Quixey was a company located in Mountain View, California. Quixey search, which it called "functional", allowed apps to be searched for by the actions the app can perform instead of requiring the user to know the name of the app. In 2015, Quixey raised a $60 million investment round at a valuation of approximately $600 million. Quixey shut down in February 2017.

== History ==
Quixey was co-founded in 2009 by Chief Strategy Officer (and former CEO) Tomer Kagan and Chief Science Officer Liron Shapira. The company spent a year and a half building the product.

On December 4, 2012, Quixey partnered with the federated search engine, Ask.com. A month later, the company claimed that it was powering nearly 100 million queries per month. On June 27, 2013, the company announced sponsored results, its first attempt at monetization.

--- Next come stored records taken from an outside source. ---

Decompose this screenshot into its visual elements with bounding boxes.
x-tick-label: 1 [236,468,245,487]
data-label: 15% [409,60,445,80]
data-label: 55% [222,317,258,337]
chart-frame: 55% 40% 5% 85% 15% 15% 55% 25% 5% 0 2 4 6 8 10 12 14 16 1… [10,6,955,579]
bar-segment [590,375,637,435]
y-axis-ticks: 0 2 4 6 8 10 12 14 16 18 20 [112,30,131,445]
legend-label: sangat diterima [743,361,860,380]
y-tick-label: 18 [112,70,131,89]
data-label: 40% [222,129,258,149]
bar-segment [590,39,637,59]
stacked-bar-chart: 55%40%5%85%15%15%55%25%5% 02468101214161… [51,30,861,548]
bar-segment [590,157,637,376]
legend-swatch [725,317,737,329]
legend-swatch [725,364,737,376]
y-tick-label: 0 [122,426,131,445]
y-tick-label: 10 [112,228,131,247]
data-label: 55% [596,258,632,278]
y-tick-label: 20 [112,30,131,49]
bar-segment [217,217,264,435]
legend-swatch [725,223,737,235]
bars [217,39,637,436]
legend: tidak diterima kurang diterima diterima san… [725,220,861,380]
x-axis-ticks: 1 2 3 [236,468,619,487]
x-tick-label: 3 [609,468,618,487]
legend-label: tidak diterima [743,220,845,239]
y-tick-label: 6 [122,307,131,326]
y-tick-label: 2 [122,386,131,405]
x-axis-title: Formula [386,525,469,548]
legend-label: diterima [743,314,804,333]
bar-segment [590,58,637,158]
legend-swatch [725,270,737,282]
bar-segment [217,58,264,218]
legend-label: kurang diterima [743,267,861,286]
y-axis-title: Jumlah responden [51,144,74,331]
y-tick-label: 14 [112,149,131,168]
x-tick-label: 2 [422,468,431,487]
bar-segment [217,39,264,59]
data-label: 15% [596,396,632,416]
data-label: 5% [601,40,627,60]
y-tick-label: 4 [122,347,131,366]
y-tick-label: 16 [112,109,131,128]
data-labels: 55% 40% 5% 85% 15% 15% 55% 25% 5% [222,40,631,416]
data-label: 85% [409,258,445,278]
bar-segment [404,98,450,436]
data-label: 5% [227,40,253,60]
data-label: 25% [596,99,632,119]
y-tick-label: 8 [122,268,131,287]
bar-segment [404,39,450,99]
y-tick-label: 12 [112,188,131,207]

In February 2016, several executives reportedly left Quixey as the company missed revenue targets.
The company shut down in February 2017.

=== Funding ===
At the same time as its private launch, Quixey announced its $400,000 seed round funding, led by Eric Schmidt’s Innovation Endeavors. In August 2011, the company closed its Series A round of funding, led by U.S. Venture Partners and WI Harper Group, with participation from Webb Investment Network and Innovation Endeavors. Between August 2011 and June 2012, when Quixey announced its Series B round of $20 million, the company grew from six employees to 30.

== Partners ==
Quixey’s partners included Ask.com, a federated search engine that in 2012 was reported to get 3% of all U.S.-based query volume. The company began powering Ask.com’s app search on December 4, 2012. Quixey powered app search for Sprint on two products: Sprint Digital Lounge and Sprint Zone.

== Quixey Challenge ==
Early on, Quixey built a coding challenge called Quixey Challenge to attract engineering talent. The contest asked participants to solve a bug in under one minute to win $100 and a Quixey t-shirt. In December 2011, the contest yielded 38 winners, five of which became serious candidates for three open positions.